Submitted to: Irrigation Science
Publication Type: Peer Reviewed Journal
Publication Acceptance Date: 1/22/2022
Publication Date: 2/15/2022
Citation: Wong, C.Y., Bambach, N.E., Alsina, M.M., McElrone, A.J., Jones, T., Buckley, T.N., Kustas, W.P., Magney, T.S. 2022. Detecting short-term stress and recovery events in a vineyard using tower-based remote sensing of photochemical reflectance index (PRI). Irrigation Science. https://doi.org/10.1007/s00271-022-00777-z.

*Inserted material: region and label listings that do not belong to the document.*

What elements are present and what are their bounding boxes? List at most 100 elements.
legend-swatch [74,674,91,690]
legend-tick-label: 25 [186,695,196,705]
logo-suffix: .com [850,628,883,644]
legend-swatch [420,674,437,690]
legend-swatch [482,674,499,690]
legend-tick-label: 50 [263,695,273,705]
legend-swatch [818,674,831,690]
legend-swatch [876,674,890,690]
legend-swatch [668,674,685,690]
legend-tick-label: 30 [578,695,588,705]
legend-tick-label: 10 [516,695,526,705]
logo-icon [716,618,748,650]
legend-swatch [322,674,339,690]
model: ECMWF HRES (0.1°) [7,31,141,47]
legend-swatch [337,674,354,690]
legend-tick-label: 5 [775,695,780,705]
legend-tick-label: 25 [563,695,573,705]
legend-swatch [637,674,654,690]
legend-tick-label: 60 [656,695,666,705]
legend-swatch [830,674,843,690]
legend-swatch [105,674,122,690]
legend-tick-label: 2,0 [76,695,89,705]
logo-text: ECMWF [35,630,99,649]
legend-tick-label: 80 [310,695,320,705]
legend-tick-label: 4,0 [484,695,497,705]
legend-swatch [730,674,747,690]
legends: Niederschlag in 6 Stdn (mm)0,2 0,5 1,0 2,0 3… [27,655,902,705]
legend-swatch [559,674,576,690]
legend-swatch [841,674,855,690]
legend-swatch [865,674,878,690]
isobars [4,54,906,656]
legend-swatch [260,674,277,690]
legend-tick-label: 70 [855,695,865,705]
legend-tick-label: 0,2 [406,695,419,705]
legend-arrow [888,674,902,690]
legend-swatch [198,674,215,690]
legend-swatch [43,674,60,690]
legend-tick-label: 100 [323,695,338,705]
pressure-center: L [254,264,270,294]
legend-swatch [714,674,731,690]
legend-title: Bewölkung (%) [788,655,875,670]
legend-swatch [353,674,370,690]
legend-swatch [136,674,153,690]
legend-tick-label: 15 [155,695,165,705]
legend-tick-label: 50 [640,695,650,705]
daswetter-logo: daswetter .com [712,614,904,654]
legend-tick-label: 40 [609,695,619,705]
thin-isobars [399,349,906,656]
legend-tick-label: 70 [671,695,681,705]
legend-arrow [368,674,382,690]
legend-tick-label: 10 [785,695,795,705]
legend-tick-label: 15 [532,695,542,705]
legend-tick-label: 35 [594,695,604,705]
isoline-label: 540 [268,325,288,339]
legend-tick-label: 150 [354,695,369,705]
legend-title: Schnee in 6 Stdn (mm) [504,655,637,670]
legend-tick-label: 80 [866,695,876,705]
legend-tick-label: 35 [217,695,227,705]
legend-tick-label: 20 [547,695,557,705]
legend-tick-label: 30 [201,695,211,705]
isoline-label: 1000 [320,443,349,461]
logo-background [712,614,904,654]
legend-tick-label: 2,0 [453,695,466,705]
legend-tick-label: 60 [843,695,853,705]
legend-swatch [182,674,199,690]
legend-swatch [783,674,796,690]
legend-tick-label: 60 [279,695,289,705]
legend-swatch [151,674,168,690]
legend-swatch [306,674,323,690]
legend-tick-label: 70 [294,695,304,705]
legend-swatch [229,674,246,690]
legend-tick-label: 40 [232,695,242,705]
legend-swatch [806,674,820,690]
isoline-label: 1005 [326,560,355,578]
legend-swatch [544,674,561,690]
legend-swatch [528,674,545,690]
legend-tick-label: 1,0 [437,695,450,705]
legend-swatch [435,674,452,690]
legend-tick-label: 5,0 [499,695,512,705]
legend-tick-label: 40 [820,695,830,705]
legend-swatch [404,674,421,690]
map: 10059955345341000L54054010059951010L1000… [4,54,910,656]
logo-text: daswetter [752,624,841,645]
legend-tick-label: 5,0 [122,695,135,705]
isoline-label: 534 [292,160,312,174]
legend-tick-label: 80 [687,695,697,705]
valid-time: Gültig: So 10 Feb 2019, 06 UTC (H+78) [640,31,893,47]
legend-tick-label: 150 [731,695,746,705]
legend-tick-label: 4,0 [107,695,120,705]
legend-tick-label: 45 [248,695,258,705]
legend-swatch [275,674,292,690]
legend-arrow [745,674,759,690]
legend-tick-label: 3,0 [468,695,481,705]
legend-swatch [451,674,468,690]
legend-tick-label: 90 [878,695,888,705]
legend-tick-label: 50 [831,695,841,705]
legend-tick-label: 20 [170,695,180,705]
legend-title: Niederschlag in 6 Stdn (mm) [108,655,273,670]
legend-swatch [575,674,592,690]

DOI: https://doi.org/10.1007/s00271-022-00777-z

Interpretive Summary:

Technical Abstract: Frequent drought and high temperature conditions in California vineyards necessitate plant stress detection to support irrigation management strategies and decision making. Remote sensing provides a powerful tool to continuously monitor vegetation function across spatial and temporal scales. In this study, we utilized a tower-based optical remote sensing system to continuously monitor four vineyard subplots in the Central Valley of California. We compared the performance of the greenness-based normalized difference vegetation index (NDVI) and the physiology-based photochemical reflectance index (PRI) to track variations of eddy covariance estimated gross primary productivity (GPP) during four stress events between July and September 2020. Our results demonstrate that NDVI was invariant during stress events. In contrast, PRI was effective at tracking the short-term stress-induced declines and recovery of GPP associated with soil water depletion, increased air temperature and poor air quality during fires. Canopy-scale remote sensing can provide continuous real-time data, and by exploiting physiology-based vegetation indices such as PRI, can be used to monitor variation of photosynthetic activity during stress events to aid in management decisions.